# How to laminate a t-shirt?



## antuning (Jul 11, 2011)

Hi 

You can assume I know close to nothing of the business as I am starting out; however I am reading many posts avidly and having come across one that highlights the importance of laminating to ensure you get the most durability and "perceived quality", I want to make sure I do this in all my products.

So questions:

> Can I laminate on both inkjet printed transfers as well as vinyl?
> HOW can I do this? Looked everywhere for video demos or even posts and couldn't find one that was clear enough.

Thanks in advance!!!

Antuning


----------



## tee09 (Oct 30, 2009)

What do you mean by laminate a shirt?


----------



## PositiveDave (Dec 1, 2008)

Are you heat pressing?


----------



## Flint54 (Oct 16, 2008)

It sounds like you may be confusing printing on vinyl that needs to be laminated in order for it to last from either UV or wear of the ink. I have not heard of laminating for a garment. 

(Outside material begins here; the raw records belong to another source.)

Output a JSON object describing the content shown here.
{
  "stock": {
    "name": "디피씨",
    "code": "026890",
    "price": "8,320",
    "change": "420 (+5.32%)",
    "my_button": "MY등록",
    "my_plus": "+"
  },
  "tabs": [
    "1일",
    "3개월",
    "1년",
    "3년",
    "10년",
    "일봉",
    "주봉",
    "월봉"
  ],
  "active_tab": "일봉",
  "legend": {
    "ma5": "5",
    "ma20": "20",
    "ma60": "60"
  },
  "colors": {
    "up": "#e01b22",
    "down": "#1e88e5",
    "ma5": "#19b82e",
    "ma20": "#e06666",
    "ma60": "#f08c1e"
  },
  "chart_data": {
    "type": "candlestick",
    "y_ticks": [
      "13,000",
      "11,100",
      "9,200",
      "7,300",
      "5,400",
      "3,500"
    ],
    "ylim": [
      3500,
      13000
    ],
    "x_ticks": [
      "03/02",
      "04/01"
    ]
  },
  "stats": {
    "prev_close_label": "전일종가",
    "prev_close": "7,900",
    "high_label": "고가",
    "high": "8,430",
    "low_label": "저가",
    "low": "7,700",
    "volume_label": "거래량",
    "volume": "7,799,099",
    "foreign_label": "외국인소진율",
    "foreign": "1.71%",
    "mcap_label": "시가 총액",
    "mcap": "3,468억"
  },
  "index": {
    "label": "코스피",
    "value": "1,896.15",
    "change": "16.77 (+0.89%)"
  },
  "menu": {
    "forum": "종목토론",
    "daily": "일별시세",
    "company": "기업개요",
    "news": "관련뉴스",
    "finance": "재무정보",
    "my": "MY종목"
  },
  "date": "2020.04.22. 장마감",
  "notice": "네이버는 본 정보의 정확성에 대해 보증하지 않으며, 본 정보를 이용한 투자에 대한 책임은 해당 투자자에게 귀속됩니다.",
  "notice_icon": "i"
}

Or are you asking on layering of different colors of heat transfer vinyl for a multi color transfer on a garment?


----------



## antuning (Jul 11, 2011)

Flint54 said:


> It sounds like you may be confusing printing on vinyl that needs to be laminated in order for it to last from either UV or wear of the ink. I have not heard of laminating for a garment.
> 
> Or are you asking on layering of different colors of heat transfer vinyl for a multi color transfer on a garment?

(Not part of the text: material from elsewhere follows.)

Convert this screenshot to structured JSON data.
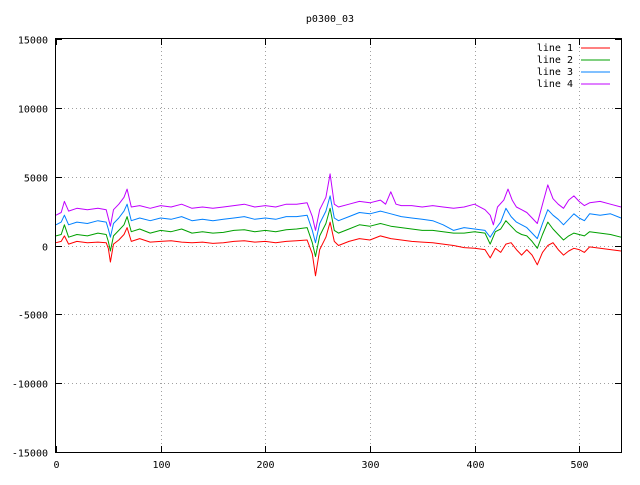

Hello! Apologies for the ignorance :s

The question is precisely re printing on vinyl that needs to be laminated to enable it to last longer 

Though some hints re the multi color transfer on garments would be a plus

Appreciate your help!


----------



## tachia (Feb 7, 2011)

I spoke with someone recently that told me I should look into laminating my shirts to have them last longer. Did you ever get additional information about the process and name?


----------